We elaborate this point before passing to the last great campaign of the war, since, to understand Lee in those last days, it is absolutely necessary to keep in view this utter subjection of the man's heart to the sense of an overruling Providence--that Providence which "shapes our ends, rough-hew them how we will." We shall be called upon to delineate the soldier meeting adverse circumstances and disaster at every turn with an imperial calmness and a resolution that never shook; and, up to a certain point, this noble composure may be attributed to the stubborn courage of the man's nature. There came in due time, however, a moment of trial when military courage simply was of no avail--when that human being never lived, who, looking to earthly support alone, would not have lost heart and given up the contest. Lee did not, in this hour of conclusive trial, either lose heart or give up the struggle; and the world, not understanding the phenomenon, gazed at him with wonder. Few were aware of the true explanation of his utter serenity when all things were crumbling around him, and when he knew that they were crumbling. The stout heart of the soldier who will not yield to fate was in his breast; but he had a still stronger sentiment than manly courage to support him--the consciousness that he was doing his duty, and that God watched over him, and would make all things work together for good to those who loved Him.

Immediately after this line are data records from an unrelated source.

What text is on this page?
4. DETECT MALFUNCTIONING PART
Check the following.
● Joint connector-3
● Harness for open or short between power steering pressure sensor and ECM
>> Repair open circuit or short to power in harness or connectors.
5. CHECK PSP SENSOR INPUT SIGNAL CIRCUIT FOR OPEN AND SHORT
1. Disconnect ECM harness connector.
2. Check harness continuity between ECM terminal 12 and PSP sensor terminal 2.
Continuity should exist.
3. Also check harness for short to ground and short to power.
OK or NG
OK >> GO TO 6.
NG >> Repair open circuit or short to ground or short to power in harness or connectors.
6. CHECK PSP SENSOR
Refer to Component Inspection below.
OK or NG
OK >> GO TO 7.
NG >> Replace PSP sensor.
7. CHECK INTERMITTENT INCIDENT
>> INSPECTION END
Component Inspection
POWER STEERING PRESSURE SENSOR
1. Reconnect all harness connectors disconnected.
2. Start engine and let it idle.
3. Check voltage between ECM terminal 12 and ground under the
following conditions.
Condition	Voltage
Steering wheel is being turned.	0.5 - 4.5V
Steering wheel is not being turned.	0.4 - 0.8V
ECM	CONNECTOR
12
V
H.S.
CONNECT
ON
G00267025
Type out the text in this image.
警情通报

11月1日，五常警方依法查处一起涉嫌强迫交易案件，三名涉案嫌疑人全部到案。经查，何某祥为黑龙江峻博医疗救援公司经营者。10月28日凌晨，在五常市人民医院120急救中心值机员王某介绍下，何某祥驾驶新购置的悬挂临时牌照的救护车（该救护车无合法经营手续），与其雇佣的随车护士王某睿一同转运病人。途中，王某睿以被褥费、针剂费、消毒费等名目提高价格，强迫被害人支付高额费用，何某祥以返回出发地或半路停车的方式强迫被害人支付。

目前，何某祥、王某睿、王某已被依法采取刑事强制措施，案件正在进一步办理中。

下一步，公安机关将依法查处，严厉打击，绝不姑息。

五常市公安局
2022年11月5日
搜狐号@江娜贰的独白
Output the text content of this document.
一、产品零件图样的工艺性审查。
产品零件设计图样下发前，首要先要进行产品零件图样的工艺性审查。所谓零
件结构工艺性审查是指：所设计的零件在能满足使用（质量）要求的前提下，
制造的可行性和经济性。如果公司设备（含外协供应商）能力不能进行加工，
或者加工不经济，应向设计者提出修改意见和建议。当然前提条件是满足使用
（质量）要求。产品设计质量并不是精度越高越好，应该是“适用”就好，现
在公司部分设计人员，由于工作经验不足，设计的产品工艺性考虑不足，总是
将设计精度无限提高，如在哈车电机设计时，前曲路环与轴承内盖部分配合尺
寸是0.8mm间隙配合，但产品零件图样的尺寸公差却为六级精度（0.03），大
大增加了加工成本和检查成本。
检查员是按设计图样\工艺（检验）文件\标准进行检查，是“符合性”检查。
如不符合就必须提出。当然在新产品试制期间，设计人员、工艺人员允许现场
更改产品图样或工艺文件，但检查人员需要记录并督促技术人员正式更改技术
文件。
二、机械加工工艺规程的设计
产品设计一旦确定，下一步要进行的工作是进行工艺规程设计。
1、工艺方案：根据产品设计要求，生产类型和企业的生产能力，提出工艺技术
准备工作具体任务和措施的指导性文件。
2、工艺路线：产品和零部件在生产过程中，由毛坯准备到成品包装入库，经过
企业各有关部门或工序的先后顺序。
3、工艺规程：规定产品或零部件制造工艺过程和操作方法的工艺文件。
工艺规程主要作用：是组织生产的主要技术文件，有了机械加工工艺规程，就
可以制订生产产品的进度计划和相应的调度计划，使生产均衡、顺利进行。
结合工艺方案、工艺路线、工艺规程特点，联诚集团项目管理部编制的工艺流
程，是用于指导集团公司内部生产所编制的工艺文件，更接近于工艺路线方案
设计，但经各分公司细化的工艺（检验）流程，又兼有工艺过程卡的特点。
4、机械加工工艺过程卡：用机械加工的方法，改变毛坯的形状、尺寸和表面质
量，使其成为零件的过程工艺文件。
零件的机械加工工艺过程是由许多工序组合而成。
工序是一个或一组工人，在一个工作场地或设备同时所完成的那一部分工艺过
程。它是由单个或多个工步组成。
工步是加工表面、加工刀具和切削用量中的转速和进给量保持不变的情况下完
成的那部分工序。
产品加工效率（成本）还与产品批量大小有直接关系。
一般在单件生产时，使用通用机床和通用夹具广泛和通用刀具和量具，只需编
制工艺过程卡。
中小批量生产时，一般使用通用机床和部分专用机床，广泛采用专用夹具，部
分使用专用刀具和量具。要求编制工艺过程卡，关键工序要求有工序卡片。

As yet that last great wrestle of the opposing armies lay in the future. The veterans of the Army of Northern Virginia defended the line of the Rapidan, and the gray commander-in-chief, in his tent on Clarke's Mountain, serenely awaited the further movements of the enemy. During the long months of winter he was busily engaged, as usual, in official correspondence, in looking to the welfare of his men, and in preparations for the coming campaign. He often rode among the camps, and the familiar figure in the well-known hat, cape, and gray uniform, mounted upon the powerful iron-gray--the famous "Traveller," who survived to bear his master after the war--was everywhere greeted by the ragged veterans with cheers and marks of the highest respect and regard. At times his rides were extended to the banks of the Rapidan, and, in passing, he would stop at the headquarters of General Stuart, or other officers. On these occasions he had always some good-humored speech for all, not overlooking the youngest officer; but he shone in the most amiable light, perhaps, in conversing with some old private soldier, gray-haired like himself. At such moments the general's countenance was a pleasant spectacle. A kindly smile lit up the clear eyes, and moved the lips half-concealed by the grizzled mustache. The _bonhomie_ of this smile was irresistible, and the aged private soldier, in his poor, tattered fighting-jacket, was made to feel by it that his commander-in-chief regarded him as a friend and comrade.

We dwell at too great length, perhaps, upon these slight personal traits of the soldier, but all relating to such a human being is interesting, and worthy of record. To the writer, indeed, this is the most attractive phase of his subject. The analysis and description of campaigns and battles is an unattractive task to him; but the personal delineation of a good and great man, even in his lesser and more familiar traits, is a pleasing relief--a portion of his subject upon which he delights to linger. What the writer here tries to draw, he looked upon with his own eyes, the figure of a great, calm soldier, with kindly sweetness and dignity, but, above all, a charming sincerity and simplicity in every movement, accent, and expression. Entirely free from the trappings of high command, and with nothing to distinguish him from any other soldier save the well-worn stars on the collar of his uniform-coat, the commander-in-chief was recognizable at the very first glance, and no less the simple and kindly gentleman. His old soldiers remember him as he appeared on many battle-fields, and will describe his martial seat in the saddle as he advanced with the advancing lines. But they will speak of him with even greater pleasure as he appeared in the winters of 1862 and 1863, on the Rappahannock and the Rapidan--a gray and simple soldier, riding among them and smiling kindly as his eyes fell upon their tattered uniforms and familiar faces.